Reflecting on his first spell as manager, Lynch believes that there are lessons to learn, but he feels as though the team were on the right track, but struggled to manage the Covid-induced break in 2020.

“It was a learning curve alright, to step up to inter-county from club level,” he said of his first spell.

“There are many strands that you have to deal with – players, the board, a much bigger coaching staff, and club managers. There are also different expectations at county level.

“In our first spell we were going well before Covid hit, and that derailed us a bit. We were unbeaten in the league and going really well before lockdown came in 2020. It was the same situation for every county team, but we lost that bit of momentum we had, because we were on a run of winning games, then it was six months before we played another game.”

In the 2020 Intermediate Championship, Down faced Meath at the quarter-final stage, losing out by two points. Since then, Meath went on to claim the All-Ireland Intermediate Championship, and back-to-back All-Ireland Senior Championships, whilst Down were relegated to the Junior Championship last season.

“We played Meath close in what was a more compressed All-Ireland series,” said Lynch.

“They beat us by two points, and we have seen where Meath have gone since that day.

“The following year we tried to expand a bit on the attacking side of our game, which had a few teething problems at first, but we concentrated on the things that were working for us, and we went on an unbeaten run until Wexford beat us in the championship.”

Lynch has had a year out to reflect on his first tenure, but instead he’s looking to the future, as the National League looms.

“You always reflect on the good and the bad, but we’re looking forward now,” he said.

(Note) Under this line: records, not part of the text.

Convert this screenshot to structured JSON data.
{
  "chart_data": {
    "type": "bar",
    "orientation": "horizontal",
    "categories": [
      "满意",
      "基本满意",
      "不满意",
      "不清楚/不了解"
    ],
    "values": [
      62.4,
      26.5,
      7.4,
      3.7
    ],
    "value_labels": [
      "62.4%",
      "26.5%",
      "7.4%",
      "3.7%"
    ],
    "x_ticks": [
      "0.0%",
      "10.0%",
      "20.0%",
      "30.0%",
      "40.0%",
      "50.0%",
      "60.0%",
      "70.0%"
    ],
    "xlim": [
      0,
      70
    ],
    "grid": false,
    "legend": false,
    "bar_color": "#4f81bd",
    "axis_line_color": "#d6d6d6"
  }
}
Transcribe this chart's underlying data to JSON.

“And the first competition is the National League, which Down made the semi-final of last year, and we would like to think  that we can be competing towards the top end of that.

“There are a lot of good teams in there – six of the eight teams in Division Three are Intermediate Championship teams – so there isn’t even one game that you would look at as an easy one. But we think that we will be able to mix it with any of them.

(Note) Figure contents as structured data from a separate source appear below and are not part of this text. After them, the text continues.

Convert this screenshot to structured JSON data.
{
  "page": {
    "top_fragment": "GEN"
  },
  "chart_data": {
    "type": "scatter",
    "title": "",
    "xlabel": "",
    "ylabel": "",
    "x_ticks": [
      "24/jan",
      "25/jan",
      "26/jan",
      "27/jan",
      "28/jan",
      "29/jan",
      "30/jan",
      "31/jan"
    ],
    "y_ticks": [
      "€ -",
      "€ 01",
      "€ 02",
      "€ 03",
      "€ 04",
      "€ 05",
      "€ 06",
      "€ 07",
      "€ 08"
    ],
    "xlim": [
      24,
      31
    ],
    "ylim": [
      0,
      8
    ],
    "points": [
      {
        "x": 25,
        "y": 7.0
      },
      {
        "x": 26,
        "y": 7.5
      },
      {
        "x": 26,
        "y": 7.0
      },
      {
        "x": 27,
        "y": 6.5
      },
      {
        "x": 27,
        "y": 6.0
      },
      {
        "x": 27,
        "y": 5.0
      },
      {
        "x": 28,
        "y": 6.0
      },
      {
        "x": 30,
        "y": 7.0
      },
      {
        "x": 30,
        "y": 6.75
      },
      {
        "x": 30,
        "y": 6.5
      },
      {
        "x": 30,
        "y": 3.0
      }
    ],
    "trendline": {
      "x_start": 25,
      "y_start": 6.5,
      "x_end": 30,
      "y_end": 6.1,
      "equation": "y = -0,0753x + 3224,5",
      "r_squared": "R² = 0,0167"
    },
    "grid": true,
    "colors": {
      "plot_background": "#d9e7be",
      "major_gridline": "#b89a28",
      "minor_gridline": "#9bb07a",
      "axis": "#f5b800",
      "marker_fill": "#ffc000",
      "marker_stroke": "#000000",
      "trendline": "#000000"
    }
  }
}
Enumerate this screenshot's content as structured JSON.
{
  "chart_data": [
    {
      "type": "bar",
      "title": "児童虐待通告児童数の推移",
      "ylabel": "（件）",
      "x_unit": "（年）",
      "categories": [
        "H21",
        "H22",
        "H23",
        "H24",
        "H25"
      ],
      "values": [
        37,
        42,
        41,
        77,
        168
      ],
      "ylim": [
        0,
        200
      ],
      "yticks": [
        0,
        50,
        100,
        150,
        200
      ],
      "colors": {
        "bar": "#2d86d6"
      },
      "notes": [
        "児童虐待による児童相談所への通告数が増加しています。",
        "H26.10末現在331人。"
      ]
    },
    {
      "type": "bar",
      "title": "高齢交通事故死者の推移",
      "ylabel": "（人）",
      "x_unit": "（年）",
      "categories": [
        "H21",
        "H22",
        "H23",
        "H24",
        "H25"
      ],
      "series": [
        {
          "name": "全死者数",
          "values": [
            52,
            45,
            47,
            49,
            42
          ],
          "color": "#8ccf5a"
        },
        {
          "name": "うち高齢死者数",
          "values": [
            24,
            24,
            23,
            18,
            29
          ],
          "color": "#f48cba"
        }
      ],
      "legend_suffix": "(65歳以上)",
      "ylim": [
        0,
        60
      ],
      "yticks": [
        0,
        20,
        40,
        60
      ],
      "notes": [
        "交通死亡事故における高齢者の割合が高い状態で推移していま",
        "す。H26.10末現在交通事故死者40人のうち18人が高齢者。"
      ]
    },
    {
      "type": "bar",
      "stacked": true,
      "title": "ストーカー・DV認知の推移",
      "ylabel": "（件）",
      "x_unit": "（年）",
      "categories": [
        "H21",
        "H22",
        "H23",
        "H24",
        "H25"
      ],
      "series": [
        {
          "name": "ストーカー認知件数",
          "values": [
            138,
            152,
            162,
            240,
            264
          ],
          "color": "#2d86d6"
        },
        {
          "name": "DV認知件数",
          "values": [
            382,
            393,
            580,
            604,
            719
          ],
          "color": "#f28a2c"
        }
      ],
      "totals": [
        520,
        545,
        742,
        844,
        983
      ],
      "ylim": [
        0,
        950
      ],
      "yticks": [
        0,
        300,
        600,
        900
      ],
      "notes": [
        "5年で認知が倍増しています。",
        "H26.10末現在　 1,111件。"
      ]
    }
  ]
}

“We have always said that the players in Down are as good as the players anywhere else, and we always look to add more detail, more coaching, and more tactical awareness. Plus, the players grow as well; over a three or four-year period, players will develop individually as well as part of a team, in terms of their game intellect and game management.

“There are a lot of girls who weren’t long out of minors when me and Caoibhe first came in, who are in their early twenties and they’re more well-rounded and accomplished players.

“So, we think that we have a good enough squad to compete on all fronts.”

Whilst the familiarity remains from Lynch’s first spell in charge, there are a few new players on the scene who will be competing for their spot in the squad.

“Some players came into the squad last year when I wasn’t there like Viv McCormack, Alice McAlee, and Orla Boyle,” said Lynch.

“They all played really well last year, and they have been going well for us in training. They are all very good footballers, and they’ll make their mark this year.

“We will need competition for places; if we have 30 players, every single one of them must be capable of stepping in and playing at any given moment. Nobody in the team is just making up the numbers.

“Healthy competition is there, and anyone who is not on the pitch is supporting those who are, and that’s important too. There is a good tight group, a great bond between the players, and I think that they’re on track to get back to the level which they should be at.”